ICI/IMU: immobile storico-artistico

ICI/IMU: immobile storico-artistico

La Cassazione, mediante l’ordinanza n.9036/2020, ha affermato che, ai fini Ici, se un immobile è considerato parzialmente di interesse storico per via della presenza al suo interno di beni di valore storico-artistico, al contribuente spetta pagare la cosiddetta Ici leggera (dal 2011, con l’avvento dell’IMU, a tali immobili viene riconosciuta la riduzione alla metà della rendita catastale), in quanto la ratio della normativa che prevede l’agevolazione fiscale sta nella valorizzazione dell’interdipendenza funzionale tra i beni vincolati e l’edificio in cui essi si trovano e nella considerazione degli oneri manutentivi che derivano dal vincolo.

I fatti si rifanno ad un immobile rientrante nella fattispecie dei fabbricati di  storico-artistici in virtù della presenza al suo interno di un tabernacolo e di arredi immobiliari sottoposti a vincolo. La richiesta del proprietario era quella di poter versare la cosiddetta Ici leggera dovendosi estendere a tutto il fabbricato il vincolo imposto sui beni presenti al suo interno. Per il Comune invece non vi erano i presupposti per l’applicazione di quanto richiesto dal contribuente e dello stesso parere erano stati anche i giudici provinciali e regionali in quanto il valore storico-artistico era da riferirsi esclusivamente ai beni individuati nel provvedimento, senza la possibilità di estendersi ad altri beni, salvo una sua “immedesimazione strutturale od una connessione strutturale imprescindibile”. Da qui il ricorso per Cassazione.
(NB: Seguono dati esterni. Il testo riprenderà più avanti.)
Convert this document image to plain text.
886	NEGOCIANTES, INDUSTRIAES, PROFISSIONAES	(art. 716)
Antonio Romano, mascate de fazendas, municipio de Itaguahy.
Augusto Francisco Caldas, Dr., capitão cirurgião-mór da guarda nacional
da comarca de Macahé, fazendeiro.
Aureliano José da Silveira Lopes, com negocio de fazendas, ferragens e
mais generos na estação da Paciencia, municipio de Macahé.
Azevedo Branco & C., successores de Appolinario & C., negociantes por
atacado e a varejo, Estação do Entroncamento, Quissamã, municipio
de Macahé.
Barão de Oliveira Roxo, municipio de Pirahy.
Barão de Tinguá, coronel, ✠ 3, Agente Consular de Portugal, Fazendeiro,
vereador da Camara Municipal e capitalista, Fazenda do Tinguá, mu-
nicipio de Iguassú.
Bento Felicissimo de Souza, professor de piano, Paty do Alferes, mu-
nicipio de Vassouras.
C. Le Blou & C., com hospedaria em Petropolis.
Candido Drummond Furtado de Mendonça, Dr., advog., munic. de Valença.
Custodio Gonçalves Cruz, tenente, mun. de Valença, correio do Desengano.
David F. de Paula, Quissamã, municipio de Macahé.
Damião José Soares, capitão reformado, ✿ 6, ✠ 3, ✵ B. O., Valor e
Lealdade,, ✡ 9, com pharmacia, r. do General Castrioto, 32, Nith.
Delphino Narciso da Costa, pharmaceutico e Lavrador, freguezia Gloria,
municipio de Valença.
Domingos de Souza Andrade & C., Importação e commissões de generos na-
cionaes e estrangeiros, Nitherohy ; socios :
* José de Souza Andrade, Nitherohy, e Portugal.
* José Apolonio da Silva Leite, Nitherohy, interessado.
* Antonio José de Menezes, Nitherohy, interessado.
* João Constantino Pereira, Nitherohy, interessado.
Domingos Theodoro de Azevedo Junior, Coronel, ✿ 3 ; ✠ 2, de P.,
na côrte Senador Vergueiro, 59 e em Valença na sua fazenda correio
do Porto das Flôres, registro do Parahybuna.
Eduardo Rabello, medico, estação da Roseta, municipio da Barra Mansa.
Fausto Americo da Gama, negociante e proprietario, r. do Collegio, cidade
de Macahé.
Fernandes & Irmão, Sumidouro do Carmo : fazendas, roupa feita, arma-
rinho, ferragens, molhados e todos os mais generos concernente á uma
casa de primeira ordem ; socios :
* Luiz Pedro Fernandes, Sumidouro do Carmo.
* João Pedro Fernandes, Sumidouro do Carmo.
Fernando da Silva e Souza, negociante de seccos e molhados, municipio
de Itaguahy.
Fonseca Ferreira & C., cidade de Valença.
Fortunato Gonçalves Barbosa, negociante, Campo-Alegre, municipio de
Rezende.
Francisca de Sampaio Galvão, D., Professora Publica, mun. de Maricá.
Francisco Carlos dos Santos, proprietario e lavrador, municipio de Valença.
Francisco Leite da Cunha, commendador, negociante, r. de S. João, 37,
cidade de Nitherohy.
I Giudici di Piazza Cavour hanno invece accolto il ricorso aderendo al pensiero del proprietario atto a dimostrare l’inscindibilità tra i beni vincolati e lo stabile. La Corte ha evidenziato il “nesso di collegamento inscindibile tra apposizione del vincolo e pesanti oneri manutentivi che dallo stesso derivano”. La ratio della normativa fiscale, infatti, continuano i Giudici “riposa nella necessità di venire incontro alle maggiori spese di manutenzione e conservazione che i proprietari sono tenuti ad affrontare per preservare le caratteristiche degli immobili sottoposti a vincolo e sul presupposto implicito che tali oneri sussistono anche nell’ipotesi in cui la ragione del vincolo riguardi soltanto una porzione dell’immobile”. La Cassazione infine ha evidenziato come i giudici di merito avessero escluso il riconoscimento dell’agevolazione sull’errato presupposto che il bene vincolato potesse essere trasportato in altro loco, ovvero ipotizzando una scelta “sulla cui praticabilità sarebbe peraltro legittimo nutrire dubbi” dimenticando di valorizzare l’interdipendenza funzionale tra parte vincolata e parte non vincolata dello stabile.